Surpreendentemente, o espaço parece ter o mesmo efeito. Os telômeros de Kelly aumentaram enquanto ele estava no espaço, em vez de diminuir. É como se suas células rejuvenescessem. Tudo bem que ele se exercitava com frequência e tinha uma alimentação controlada, mas os pesquisadores acreditam que o ambiente espacial possa desempenhar um papel exclusivo nesse fenômeno.
A ida ao espaço também pareceu desencadear uma mudança genética em Kelly. Milhares de genes que antes eram silenciosos aumentaram sua atividade. Alguns desse genes codificam proteínas que ajudam a fixar o DNA danificado. Isso faria sentido, já que os níveis de radiação na Estação Espacial Internacional podem ser até 48 vezes maiores do que na Terra. Dessa forma, suas células poderiam estar ocupadas consertando a lesão por radiação.
Por outro lado, outros genes ativados desempenham papéis no sistema imunológico. Mas quais mudanças eles desencadeiam, ainda não se sabe. Uma segunda descoberta importante é que o sistema imunológico de Scott respondeu apropriadamente no espaço. Por exemplo, a vacina contra a gripe administrada no espaço funcionou exatamente como na Terra. Um sistema imunológico totalmente funcional durante missões espaciais de longa duração é fundamental para proteger a saúde dos astronautas de micróbios oportunistas no ambiente da espaçonave.
A maioria dos genes alterados retornou ao normal após seis meses na Terra. No entanto, uma pequena porcentagem, não. O temor é que isso aumente o risco de câncer, já que eventualmente, as células podem começar a crescer descontroladamente. “É difícil ter certeza [de que consequências as mutações trarão], mas acredito que estaria associado a um aumento moderado no risco de câncer“, disse Peter Campbell, biólogo especializado em câncer do Instituto Wellcome Sanger, na Grã-Bretanha, ao The New York Times.
Algumas espécies de bactérias que prosperaram em seu intestino enquanto ele estava no espaço também tornaram-se raras novamente. O estranho alongamento dos telômeros desapareceu depois de menos de 48 horas na Terra.
Seu desempenho em testes cognitivos também diminui após seu retorno. “Ele ficou mais lento e menos preciso em praticamente todos os testes”, disse Mathias Basner, cientista cognitivo da Universidade da Pensilvânia, ao jornal americano The New York Times. É possível que alguma mudança biológica tenha causado esse fenômeno. Há também a possibilidade de ele simplesmente estar cansado ou menos motivado para desempenhar os testes, o que poderia impactar negativamente nos resultados.
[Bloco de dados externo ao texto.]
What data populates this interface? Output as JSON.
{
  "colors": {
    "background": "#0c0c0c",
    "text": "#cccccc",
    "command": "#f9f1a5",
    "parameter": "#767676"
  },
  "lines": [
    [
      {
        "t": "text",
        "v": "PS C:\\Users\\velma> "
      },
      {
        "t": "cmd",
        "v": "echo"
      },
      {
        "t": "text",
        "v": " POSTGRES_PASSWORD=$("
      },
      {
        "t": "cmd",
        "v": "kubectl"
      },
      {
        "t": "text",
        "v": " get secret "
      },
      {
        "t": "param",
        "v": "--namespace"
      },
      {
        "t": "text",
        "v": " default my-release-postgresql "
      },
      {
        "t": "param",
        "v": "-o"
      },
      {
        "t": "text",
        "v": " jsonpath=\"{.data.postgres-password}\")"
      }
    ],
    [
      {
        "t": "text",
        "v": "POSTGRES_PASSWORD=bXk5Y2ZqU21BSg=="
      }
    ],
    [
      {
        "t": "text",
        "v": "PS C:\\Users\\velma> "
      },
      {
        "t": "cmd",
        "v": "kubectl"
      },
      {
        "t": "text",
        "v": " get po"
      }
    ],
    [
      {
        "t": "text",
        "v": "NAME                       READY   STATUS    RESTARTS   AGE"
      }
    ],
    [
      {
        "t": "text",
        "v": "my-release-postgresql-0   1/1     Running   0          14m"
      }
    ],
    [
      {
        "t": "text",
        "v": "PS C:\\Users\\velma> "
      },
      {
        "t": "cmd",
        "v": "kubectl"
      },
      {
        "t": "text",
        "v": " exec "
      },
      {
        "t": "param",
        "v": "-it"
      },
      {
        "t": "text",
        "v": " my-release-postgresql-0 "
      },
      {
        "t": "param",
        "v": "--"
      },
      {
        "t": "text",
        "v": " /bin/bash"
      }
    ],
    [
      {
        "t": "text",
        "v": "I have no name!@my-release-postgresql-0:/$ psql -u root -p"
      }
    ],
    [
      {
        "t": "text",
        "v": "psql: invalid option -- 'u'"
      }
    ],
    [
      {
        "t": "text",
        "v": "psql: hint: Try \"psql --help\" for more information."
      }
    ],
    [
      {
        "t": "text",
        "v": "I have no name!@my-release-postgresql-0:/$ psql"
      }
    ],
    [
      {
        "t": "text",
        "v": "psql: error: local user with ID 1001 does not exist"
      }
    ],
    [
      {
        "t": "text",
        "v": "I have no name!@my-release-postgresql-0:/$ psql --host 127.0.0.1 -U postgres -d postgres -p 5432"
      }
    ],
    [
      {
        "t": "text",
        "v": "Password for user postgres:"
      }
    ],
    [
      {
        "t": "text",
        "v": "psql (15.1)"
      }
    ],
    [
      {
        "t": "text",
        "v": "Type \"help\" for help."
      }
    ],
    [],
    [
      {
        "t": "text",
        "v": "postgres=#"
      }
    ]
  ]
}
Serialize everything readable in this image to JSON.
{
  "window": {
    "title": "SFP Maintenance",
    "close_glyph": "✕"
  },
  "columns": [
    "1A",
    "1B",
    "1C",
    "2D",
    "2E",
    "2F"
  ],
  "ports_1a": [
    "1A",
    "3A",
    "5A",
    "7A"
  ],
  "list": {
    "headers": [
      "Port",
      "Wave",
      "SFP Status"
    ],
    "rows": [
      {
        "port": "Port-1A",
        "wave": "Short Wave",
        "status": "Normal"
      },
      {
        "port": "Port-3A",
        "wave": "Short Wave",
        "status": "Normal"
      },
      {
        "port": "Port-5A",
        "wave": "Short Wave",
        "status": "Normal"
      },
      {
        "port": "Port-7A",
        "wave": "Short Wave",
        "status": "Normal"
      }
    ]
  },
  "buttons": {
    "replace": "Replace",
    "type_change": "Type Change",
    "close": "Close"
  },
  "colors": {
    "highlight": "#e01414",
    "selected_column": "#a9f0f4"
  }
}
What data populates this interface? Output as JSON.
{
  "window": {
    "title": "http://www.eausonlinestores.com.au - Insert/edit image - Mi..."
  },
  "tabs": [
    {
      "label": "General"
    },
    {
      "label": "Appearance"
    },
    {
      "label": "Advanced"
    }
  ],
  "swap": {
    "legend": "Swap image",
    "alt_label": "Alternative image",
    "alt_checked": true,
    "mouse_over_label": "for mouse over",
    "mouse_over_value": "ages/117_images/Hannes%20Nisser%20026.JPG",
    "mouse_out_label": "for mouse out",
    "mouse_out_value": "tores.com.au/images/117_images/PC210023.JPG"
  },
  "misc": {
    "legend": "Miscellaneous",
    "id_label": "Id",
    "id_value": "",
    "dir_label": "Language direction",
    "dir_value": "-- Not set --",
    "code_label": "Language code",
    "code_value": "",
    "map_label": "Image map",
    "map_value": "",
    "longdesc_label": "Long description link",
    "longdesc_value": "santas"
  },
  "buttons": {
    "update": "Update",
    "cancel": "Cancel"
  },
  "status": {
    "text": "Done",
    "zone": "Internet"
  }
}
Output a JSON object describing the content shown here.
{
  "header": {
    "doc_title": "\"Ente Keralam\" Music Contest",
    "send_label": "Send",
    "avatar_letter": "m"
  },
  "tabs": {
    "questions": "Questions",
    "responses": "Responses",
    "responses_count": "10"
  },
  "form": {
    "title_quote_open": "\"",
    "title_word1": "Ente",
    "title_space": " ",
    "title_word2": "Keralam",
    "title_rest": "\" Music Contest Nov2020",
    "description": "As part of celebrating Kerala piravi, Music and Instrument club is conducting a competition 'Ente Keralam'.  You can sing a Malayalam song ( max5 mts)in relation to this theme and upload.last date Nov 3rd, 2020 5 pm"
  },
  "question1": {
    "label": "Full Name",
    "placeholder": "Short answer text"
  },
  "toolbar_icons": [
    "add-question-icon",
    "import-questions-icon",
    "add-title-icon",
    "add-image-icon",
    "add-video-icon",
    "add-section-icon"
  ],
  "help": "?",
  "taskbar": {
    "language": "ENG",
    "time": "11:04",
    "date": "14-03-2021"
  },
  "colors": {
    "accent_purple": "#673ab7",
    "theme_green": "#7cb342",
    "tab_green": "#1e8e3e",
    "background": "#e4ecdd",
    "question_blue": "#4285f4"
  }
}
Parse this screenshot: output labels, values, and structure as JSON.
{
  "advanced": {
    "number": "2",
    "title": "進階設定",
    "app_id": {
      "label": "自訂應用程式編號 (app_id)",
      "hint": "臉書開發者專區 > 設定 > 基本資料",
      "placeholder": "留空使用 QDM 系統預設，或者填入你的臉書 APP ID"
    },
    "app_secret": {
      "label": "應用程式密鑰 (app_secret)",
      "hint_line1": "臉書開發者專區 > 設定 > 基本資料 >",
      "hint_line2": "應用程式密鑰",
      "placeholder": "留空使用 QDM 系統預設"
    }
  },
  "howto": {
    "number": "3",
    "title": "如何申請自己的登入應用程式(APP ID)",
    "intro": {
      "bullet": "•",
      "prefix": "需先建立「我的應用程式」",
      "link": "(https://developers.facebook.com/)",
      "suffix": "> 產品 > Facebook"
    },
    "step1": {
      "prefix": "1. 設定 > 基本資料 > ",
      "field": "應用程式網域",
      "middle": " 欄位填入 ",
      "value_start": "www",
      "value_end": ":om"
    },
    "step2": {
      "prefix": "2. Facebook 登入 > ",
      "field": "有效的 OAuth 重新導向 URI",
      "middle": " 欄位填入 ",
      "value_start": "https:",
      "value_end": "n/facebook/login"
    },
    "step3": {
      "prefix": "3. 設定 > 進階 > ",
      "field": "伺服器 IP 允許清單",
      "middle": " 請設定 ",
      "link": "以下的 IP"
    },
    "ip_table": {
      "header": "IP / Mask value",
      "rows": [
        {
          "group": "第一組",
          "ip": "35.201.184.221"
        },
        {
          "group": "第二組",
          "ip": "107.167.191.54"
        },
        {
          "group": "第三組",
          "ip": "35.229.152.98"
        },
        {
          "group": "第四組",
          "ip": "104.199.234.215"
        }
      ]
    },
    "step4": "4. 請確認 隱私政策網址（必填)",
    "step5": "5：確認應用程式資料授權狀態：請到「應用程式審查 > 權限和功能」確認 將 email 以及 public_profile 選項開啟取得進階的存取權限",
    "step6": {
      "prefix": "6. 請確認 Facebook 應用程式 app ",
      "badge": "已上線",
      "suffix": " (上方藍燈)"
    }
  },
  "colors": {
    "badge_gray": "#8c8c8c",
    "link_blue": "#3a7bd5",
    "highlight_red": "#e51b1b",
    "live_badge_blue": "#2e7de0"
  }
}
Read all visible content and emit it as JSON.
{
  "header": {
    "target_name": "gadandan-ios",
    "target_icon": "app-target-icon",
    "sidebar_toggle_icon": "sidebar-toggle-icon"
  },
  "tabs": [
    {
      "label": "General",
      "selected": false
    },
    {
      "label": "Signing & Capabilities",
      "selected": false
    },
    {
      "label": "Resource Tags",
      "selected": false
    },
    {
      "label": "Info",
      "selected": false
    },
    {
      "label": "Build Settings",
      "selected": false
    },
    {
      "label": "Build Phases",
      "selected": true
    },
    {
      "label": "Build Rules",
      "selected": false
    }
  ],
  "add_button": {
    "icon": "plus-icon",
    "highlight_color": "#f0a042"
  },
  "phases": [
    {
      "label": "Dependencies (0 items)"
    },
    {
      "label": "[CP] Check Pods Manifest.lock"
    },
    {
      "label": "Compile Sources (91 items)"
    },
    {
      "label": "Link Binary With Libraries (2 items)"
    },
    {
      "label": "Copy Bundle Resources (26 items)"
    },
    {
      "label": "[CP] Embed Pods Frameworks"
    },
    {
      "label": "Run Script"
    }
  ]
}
Os aspectos únicos do Estudo dos Gêmeos criaram a oportunidade para pesquisas genômicas inovadoras, impulsionando a NASA em uma área de pesquisa sobre viagens espaciais envolvendo um campo de estudo conhecido como “ômicas”, que integra múltiplas disciplinas biológicas. Os efeitos a longo prazo da pesquisa, como a investigação em andamento dos telômeros, continuarão sendo estudados.
“[A próxima missão] não será uma replicação do que você viu no Estudo dos Gêmeos. Vamos aprender com isso e seremos mais inteligentes com relação às perguntas que fazemos. Há muitas coisas fascinantes para medir.”, disse Jennifer Fogarty, cientista chefe do Programa de Pesquisa Humana da Nasa aoThe New York Times.
A Nasa tem um rigoroso processo de treinamento para preparar os astronautas para suas missões, incluindo um regime de estilo de vida e trabalho completamente planejado enquanto no espaço, e um excelente programa de reabilitação e recondicionamento quando eles retornarem à Terra. O estudo comprova que graças a essas medidas e aos astronautas que as realizam tenazmente, o corpo humano permanece robusto e resiliente mesmo depois de passar um ano no espaço e sofrer tantas alterações.